I’m trying to stick with Twenty Fifteen for now. I would guess using the default theme would serve the “trying not to stand out” ethos best, but don’t take my word for it. Indeed, don’t take my word for anything, because this is a log of learning as I go.

Also, I’m not sure how well “not standing out” on the publishing end fits within the threat model. Certainly my threat model for this blog does not account for its hosting service. My baseline assumption here is a benevolent, not critically anonymity-savvy host (myself). I should also take into account the provider of my underlying infrastructure, whose benevolence I trust slightly less than my own.

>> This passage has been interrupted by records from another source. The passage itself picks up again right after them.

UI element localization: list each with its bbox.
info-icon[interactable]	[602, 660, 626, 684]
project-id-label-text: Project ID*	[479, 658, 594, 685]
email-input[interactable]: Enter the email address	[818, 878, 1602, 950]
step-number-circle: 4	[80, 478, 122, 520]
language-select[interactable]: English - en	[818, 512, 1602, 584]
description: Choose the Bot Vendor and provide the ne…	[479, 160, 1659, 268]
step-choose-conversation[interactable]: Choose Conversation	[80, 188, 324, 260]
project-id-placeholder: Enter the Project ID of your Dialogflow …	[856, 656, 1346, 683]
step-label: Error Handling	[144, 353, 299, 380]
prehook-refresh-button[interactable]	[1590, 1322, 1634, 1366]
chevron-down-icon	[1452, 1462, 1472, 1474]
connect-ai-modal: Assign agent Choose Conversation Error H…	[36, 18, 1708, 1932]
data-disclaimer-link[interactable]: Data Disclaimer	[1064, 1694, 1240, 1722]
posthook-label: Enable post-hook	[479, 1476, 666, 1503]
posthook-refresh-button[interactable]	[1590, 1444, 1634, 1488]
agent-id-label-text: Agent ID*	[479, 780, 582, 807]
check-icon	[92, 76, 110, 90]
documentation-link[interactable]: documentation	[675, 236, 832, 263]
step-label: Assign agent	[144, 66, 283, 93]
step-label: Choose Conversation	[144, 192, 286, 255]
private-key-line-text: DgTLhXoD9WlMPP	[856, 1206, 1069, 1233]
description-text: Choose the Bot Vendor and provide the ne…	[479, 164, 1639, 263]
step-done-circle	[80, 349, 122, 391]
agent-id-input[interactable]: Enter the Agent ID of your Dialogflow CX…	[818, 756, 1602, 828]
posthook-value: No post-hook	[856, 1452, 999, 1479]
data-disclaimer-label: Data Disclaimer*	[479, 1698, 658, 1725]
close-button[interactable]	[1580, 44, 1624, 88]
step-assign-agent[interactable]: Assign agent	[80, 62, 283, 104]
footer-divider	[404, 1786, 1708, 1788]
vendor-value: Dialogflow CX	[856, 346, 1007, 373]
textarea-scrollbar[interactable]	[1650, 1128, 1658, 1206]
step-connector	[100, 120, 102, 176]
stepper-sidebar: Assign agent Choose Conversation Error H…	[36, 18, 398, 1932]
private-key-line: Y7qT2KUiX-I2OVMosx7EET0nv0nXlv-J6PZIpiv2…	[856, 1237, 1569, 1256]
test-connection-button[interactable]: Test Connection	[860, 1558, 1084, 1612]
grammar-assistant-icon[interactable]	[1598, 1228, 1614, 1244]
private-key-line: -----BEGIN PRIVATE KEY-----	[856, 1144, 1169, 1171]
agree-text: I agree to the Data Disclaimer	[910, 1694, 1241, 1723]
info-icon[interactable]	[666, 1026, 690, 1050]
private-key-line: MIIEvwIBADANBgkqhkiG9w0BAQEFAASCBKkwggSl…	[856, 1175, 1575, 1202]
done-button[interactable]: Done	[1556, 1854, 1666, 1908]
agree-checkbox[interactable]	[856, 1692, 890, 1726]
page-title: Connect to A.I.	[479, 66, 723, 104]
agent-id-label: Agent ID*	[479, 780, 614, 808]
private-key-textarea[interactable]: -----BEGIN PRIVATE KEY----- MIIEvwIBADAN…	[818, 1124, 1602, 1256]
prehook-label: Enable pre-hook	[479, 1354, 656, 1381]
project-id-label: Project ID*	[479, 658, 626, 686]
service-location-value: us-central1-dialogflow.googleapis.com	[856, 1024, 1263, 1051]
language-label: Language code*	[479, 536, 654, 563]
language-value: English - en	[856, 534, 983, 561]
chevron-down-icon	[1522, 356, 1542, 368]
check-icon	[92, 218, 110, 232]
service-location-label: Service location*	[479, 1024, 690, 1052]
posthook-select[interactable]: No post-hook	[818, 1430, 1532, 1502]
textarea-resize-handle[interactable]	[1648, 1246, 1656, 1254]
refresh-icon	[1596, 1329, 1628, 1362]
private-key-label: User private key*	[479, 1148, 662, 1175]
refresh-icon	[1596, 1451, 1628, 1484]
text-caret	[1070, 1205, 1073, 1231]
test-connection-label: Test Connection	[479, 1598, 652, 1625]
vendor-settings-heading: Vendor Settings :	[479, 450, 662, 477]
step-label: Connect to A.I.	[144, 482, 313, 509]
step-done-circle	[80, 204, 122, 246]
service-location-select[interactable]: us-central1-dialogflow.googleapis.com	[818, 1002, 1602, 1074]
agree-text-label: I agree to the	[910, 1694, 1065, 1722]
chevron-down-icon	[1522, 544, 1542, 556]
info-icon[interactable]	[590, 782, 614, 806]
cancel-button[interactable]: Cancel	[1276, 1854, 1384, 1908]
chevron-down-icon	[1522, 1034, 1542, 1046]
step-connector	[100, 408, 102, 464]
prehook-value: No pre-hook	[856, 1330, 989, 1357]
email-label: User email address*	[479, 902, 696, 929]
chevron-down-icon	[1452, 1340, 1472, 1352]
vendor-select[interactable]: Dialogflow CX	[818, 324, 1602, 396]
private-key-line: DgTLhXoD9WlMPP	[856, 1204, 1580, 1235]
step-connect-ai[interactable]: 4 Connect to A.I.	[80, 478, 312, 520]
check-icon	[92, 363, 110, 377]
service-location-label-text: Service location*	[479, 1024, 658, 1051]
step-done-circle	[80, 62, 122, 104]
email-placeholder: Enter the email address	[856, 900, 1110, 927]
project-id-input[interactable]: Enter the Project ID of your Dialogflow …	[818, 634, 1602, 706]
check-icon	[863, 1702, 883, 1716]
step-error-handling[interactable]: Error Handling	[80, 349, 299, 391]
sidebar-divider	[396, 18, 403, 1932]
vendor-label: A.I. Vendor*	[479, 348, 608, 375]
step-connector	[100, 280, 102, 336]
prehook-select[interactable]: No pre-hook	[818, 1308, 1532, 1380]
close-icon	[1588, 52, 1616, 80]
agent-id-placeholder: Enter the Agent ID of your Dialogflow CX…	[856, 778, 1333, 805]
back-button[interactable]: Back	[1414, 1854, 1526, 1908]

But as I said, this is a learning log, not an attempt to simulate anonymous publishing. Additionally I’m using this blog to get a feel for the difficulties in blogging when using an anonymizing service and a browser tuned for it. Like how I keep forgetting to save these drafts now that auto-save doesn’t work.

WordPress works quite well without JavaScript

WordPress works quite well without JavaScript. Post editor customization seems like the biggest feature lacking at first, and unfortunately the default layout is quite cluttered. Auto-save also does not work, so it’s back to old-school manually-save-often.

Edit: Change post format from Aside to Status. Asides now seem to have titles, but statuses supposedly don’t.

Blade Runner

Miksi joudun aina vain enemmän ja enemmän kompensoimaan julkaisijoiden tekemiä huononnuksia webselailussa? Web on nykyään pelkkä kuppainen horo, ei enää ollenkaan huvita pelehtiä sen kanssa kun riskit ovat iloihin nähden niin isot että on pukeuduttava kokovartalokumiin ennen kuin uskaltaa alkaa millekään.

Pelkkä mainostenesto ei enää läheskään riitä tekemään turvallista niin yksinkertaisesta tapahtumasta kuin artikkelin lukemisen pitäisi olla, vaan lisäksi pitää olla erillisiä jäljityksenestimiä ja vielä sittenkin sisällön edessä on kaiken maailman popuplätkä-perkeleitä (“tilaa sitä! tilaa tätä! liity facebumbler-fanitykkääjäksi ja instatviittaa tämä! ja anna sähköpostiosoitteesi spämmättäväksi!!!1!”). Vitutuksen maksimoimiseksi kaikkiaan kymmenen kappaleen mittainen sisältö (jonka olisi voinut tiivistää kolmeen) jaetaan viidelle eri sivulle.

Olen tosissani alkanut miettiä, pitäisikö alkaa vapaustaistelijaksi joka käy yleisessä webissä ainoastaan kertakäyttöprofiilien turvin ja eristää sieltä noutamansa sisällön omille, äärimmäisen pelkistetyille sivuilleen itse tuotettuina tiivistelminä, eikä enää koskaan missään linkitä suoraan alkuperäisiin, sanitoimattomiin lähteisiin.